FIG. 3 is a plan view showing a wafer supporting member according to an embodiment of the present invention.

FIG. 4 is a cross-sectional view showing a part of a heat treatment boat.

FIG. 5 is a plan view showing a wafer supporting member according to another embodiment of the present invention.

FIG. 6 is a plan view showing a wafer supporting member according to still another embodiment of the present invention.

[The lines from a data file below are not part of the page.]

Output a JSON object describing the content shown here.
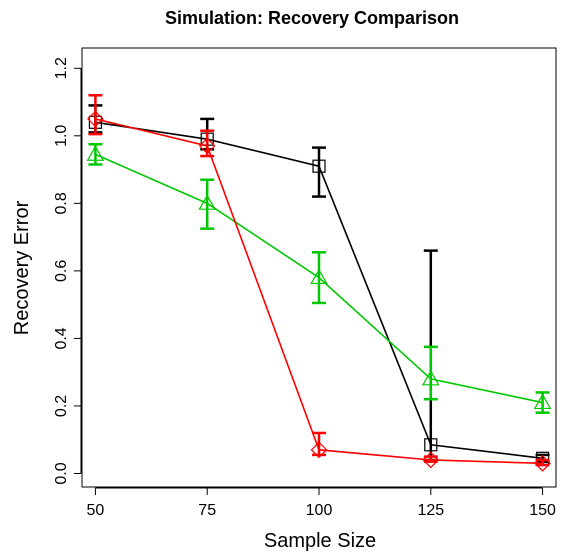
{
  "chart_data": {
    "type": "line",
    "title": "Simulation: Recovery Comparison",
    "xlabel": "Sample Size",
    "ylabel": "Recovery Error",
    "x": [
      50,
      75,
      100,
      125,
      150
    ],
    "x_tick_labels": [
      "50",
      "75",
      "100",
      "125",
      "150"
    ],
    "y_tick_labels": [
      "0.0",
      "0.2",
      "0.4",
      "0.6",
      "0.8",
      "1.0",
      "1.2"
    ],
    "xlim": [
      47,
      153
    ],
    "ylim": [
      -0.04,
      1.26
    ],
    "grid": false,
    "legend": "none",
    "series": [
      {
        "color": "#000000",
        "marker": "square",
        "values": [
          1.04,
          0.99,
          0.91,
          0.085,
          0.045
        ],
        "err_low": [
          1.01,
          0.96,
          0.82,
          0.04,
          0.035
        ],
        "err_high": [
          1.09,
          1.05,
          0.965,
          0.66,
          0.055
        ]
      },
      {
        "color": "#00c800",
        "marker": "triangle",
        "values": [
          0.945,
          0.8,
          0.58,
          0.28,
          0.21
        ],
        "err_low": [
          0.915,
          0.725,
          0.505,
          0.22,
          0.18
        ],
        "err_high": [
          0.975,
          0.87,
          0.655,
          0.375,
          0.24
        ]
      },
      {
        "color": "#ff0000",
        "marker": "diamond",
        "values": [
          1.05,
          0.97,
          0.07,
          0.04,
          0.03
        ],
        "err_low": [
          1.005,
          0.94,
          0.055,
          0.035,
          0.025
        ],
        "err_high": [
          1.12,
          1.015,
          0.12,
          0.05,
          0.04
        ]
      }
    ]
  }
}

FIG. 7 is an explanatory view showing a wafer transfer system using the wafer support member of FIG.

FIG. 8 is a perspective view showing an overview of a conventional heat treatment boat.

FIG. 9 is a cross-sectional view showing a part of a conventional boat for heat treatment.

[Explanation of symbols]

 W Wafer (Processing Object) 21 Transfer Arm 3 Wafer Boat 41 to 44 Support 45 Groove 5, 5A, 5B Wafer Supporting Member (Processing Object Supporting Member) 6 Fixed Shaft

Claims (2)

[Claims] 1. A heat treatment boat in which a large number of circular plate-shaped objects to be processed are mounted at intervals in the vertical direction and used for heat-treating the objects in a vertical heat treatment furnace. A plurality of arc-shaped or ring-shaped support members, which are made of the same material and are in surface contact with the lower surface of the peripheral edge of the target object to support the target object, are provided on the column at intervals vertically. A boat for heat treatment. 2. A heat treatment boat for mounting a large number of circular plate-shaped objects to be processed vertically in a vertical heat treatment furnace, wherein A boat for heat treatment, characterized in that a large number of arc-shaped or ring-shaped supporting members, which are in surface contact with the lower surface of the peripheral portion and support the object to be processed, are removably provided on the support columns at intervals vertically.